高校生のためのエッセイ
永遠志向 第5回 結婚の嬉しさは

荒井恵理也
高校生聖書伝道協会(hi-b.a.)スタッフ

“カノジョいない暦十八年”そんな勲章を背負っていた高校生時代、彼女のいない自分が恥ずかしくていたたまれない気持ちだったことを覚えています。そのころは付き合うことと結婚することのふたつを混同し、現実離れした「結婚」に憧れていました。早く彼女がほしくて彼女ができたら友だちに自慢する、そんなありふれた考え方にボクもばっちり呑まれて生きていたんですね。
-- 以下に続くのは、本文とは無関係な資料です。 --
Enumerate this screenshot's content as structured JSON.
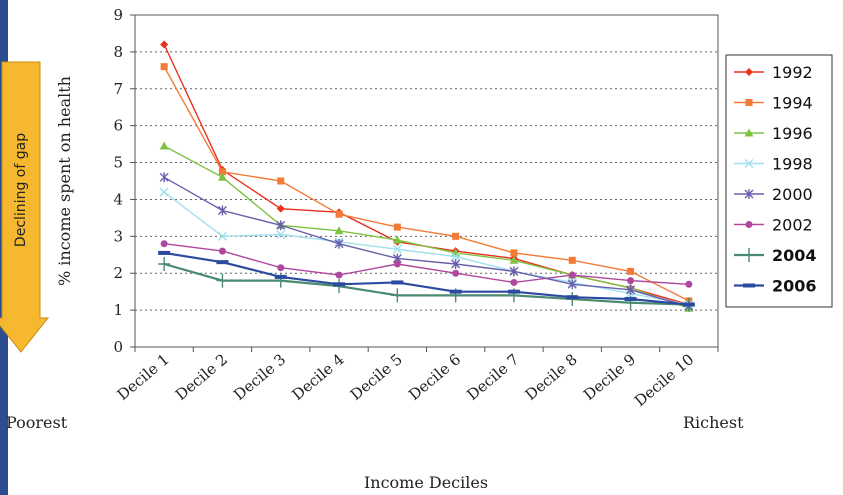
{
  "annotation": {
    "label": "Declining of gap",
    "color": "#f5b82e"
  },
  "side_labels": {
    "left": "Poorest",
    "right": "Richest"
  },
  "chart_data": {
    "type": "line",
    "xlabel": "Income Deciles",
    "ylabel": "% income spent on health",
    "ylim": [
      0,
      9
    ],
    "yticks": [
      0,
      1,
      2,
      3,
      4,
      5,
      6,
      7,
      8,
      9
    ],
    "grid": "horizontal dotted",
    "legend_position": "right",
    "categories": [
      "Decile 1",
      "Decile 2",
      "Decile 3",
      "Decile 4",
      "Decile 5",
      "Decile 6",
      "Decile 7",
      "Decile 8",
      "Decile 9",
      "Decile 10"
    ],
    "series": [
      {
        "name": "1992",
        "color": "#e8321e",
        "marker": "diamond",
        "bold": false,
        "values": [
          8.2,
          4.8,
          3.75,
          3.65,
          2.85,
          2.6,
          2.4,
          1.95,
          1.6,
          1.15
        ]
      },
      {
        "name": "1994",
        "color": "#f47a36",
        "marker": "square",
        "bold": false,
        "values": [
          7.6,
          4.75,
          4.5,
          3.6,
          3.25,
          3.0,
          2.55,
          2.35,
          2.05,
          1.25
        ]
      },
      {
        "name": "1996",
        "color": "#7dc242",
        "marker": "triangle",
        "bold": false,
        "values": [
          5.45,
          4.6,
          3.3,
          3.15,
          2.9,
          2.55,
          2.35,
          1.95,
          1.6,
          1.05
        ]
      },
      {
        "name": "1998",
        "color": "#9fe1ef",
        "marker": "x",
        "bold": false,
        "values": [
          4.2,
          3.0,
          3.05,
          2.85,
          2.65,
          2.45,
          2.05,
          1.75,
          1.45,
          1.15
        ]
      },
      {
        "name": "2000",
        "color": "#6a5fad",
        "marker": "star",
        "bold": false,
        "values": [
          4.6,
          3.7,
          3.3,
          2.8,
          2.4,
          2.25,
          2.05,
          1.7,
          1.55,
          1.1
        ]
      },
      {
        "name": "2002",
        "color": "#b0479f",
        "marker": "circle",
        "bold": false,
        "values": [
          2.8,
          2.6,
          2.15,
          1.95,
          2.25,
          2.0,
          1.75,
          1.95,
          1.8,
          1.7
        ]
      },
      {
        "name": "2004",
        "color": "#4a8a6f",
        "marker": "plus",
        "bold": true,
        "values": [
          2.25,
          1.8,
          1.8,
          1.65,
          1.4,
          1.4,
          1.4,
          1.3,
          1.2,
          1.15
        ]
      },
      {
        "name": "2006",
        "color": "#2b4aa0",
        "marker": "dash",
        "bold": true,
        "values": [
          2.55,
          2.3,
          1.9,
          1.7,
          1.75,
          1.5,
          1.5,
          1.35,
          1.3,
          1.15
        ]
      }
    ]
  }
}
 高校を卒業したらすぐ結婚したいとか、一緒に住みたいとか、好きなだけで結婚するなんて聞くと昔の自分を思い出して溜息が出ます。何も知らずただ“結婚ごっこ”をしている子どもです。でも、冷めたら別れればいいとか、自分の時間がなくなるとか、お金も自由に使えないなんて言って、結婚に何の期待もしていない大人に比べたら、まだましかもしれません。

 『真実の結婚を求めて』の中に、リベリアの教会で結婚の記念として若いカップルに贈る、結婚を象徴した彫刻の写真が載っています。男性と女性をモチーフにした二つの彫刻が、完全に独立しながらも木製の鎖で繋がっていて全体でひとつの彫刻になっています。これはひとつの木を削って作ったので継ぎ目がありません。結婚の本来的意味を現しているということです。

 結婚の喜びって、ひとつの存在であることを実感していくところにあるのかなって思います。初めて彼女ができたときは、確かに嬉しかったけど、神様が与えてくださった、ただひとりの人と迎えた結婚式の嬉しさはまったく次元の違う感動がありました。子どもが与えられてその顔を見たときの嬉しさはそれ以上です。実はその「嬉しさ」は、「カレシカノジョ」の関係とはまったく別のものです。そしてその「恋愛」はやがて味わう「嬉しさ」を壊してしまうことがあると知ってほしいのです。

 高校生に結婚の本を勧めるのは、早すぎるとは思いません。世の中のゆがんだ結婚観が身についてしまう前に、健全な結婚観に触れてほしいです。でもこの本、高校生が買うにはちょっと値段が高いですよね。だれかこの文章を読んだ大人が高校生にプレゼントしてくれないかなぁ。